El Búho quería descansar tranquilamente mientras nadie estaba mirando. / Un día que estaba sentado en una valla se sorprendió cuando repentinamente / una Canguro pasó por su lado. / Esto puede que ahora no resulte extraño, / pero cuando el Búho escuchó a la Canguro
susurrar canturreando a nadie en particular / "La Liebre ha perdido sus gafas", entonces empezó a especular. / En ese momento aparece la luna detrás de una nube / y ahí, tumbada en la hierba estaba la Liebre. / En el riachuelo que corría junto a la hierba - un Tritón. /
Y sentada a horcajadas en la rama de un arbusto - una Abeja.
Ostensiblemente inmóvil, la Liebre tiritaba con excitación, /porque sin sus gafas estaba completamente desvalida. / ¿Dónde estaban sus gafas? ¿Se las había robado alguien? / ¿Las había perdido? ¿Qué había hecho? / La Abeja quería ayudar, y pensando que tenía la respuesta empezó: / "Probablemente te las has comido pensando que eran una zanahoria". / !No!" interrumpió el Búho, que era sabio. / "Tengo buena vista, percepción y perspicacia. / ¿Cómo una Liebre inteligente puede cometer un error tan tonto?". / Durante todo este tiempo el Búho había estado sentado en la valla ¡enfadado! / La Canguro saltaba furiosa con toda esta cháchara. / Se veía a sí misma bastante superior en inteligencia a los demás. / Era su propia líder, su gurú.

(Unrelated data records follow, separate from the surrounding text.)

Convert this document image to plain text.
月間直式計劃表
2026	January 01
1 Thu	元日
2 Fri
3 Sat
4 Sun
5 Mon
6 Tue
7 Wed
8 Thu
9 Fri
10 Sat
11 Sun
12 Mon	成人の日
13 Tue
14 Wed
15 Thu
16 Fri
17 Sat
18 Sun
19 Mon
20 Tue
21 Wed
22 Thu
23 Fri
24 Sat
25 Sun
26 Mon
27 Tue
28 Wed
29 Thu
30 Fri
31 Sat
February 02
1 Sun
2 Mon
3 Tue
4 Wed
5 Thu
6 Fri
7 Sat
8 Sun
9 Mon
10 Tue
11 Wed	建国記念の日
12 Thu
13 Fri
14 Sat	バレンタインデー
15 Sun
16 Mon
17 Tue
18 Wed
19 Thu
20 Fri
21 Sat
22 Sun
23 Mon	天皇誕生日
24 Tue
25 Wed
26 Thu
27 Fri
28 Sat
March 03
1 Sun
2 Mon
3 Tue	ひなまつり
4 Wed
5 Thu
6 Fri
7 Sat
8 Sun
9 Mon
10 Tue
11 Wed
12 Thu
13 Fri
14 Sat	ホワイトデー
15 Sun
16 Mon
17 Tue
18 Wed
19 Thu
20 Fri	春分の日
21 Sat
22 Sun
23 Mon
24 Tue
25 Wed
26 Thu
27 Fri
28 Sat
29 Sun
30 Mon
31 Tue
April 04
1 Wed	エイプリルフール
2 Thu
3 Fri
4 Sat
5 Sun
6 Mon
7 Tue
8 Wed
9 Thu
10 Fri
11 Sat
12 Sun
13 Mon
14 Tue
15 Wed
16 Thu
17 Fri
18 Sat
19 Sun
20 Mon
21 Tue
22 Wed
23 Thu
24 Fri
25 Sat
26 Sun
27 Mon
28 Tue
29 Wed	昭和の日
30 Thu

Tenía la respuesta: / "Liebre, tienes que ir en busca del oculista". / Pero entonces se dio cuenta que la Liebre estaba /completamente desamparada sin sus gafas. / Por lo tanto, la Canguro proclamó con arrogancia: / "¡No puedo mandar a la Liebre en busca de nada!". /"¡Tu puedes, gurú, tu puedes!", gritó el Tritón. / "Puedes mandarle con el Búho". / Pero el Búho se había ido a dormir. / El Tritón sabía demasiado para detenerse ante un problema tan pequeño - / "Puedes llevarla en tu bolsa". / Pero ¡ay! La Liebre era demasiado grande para meterla en la bolsa de la Canguro. / En todo éste tiempo a la Liebre le había quedado / claro que los demás no sabían nada de sus gafas.
Y a pesar de todas sus tentadoras ideas, la Liebre pasó de ellas. / Las gafas perdidas eran su problema. / Y después de todo, la Liebre tenía otras de repuesto. / Un-par.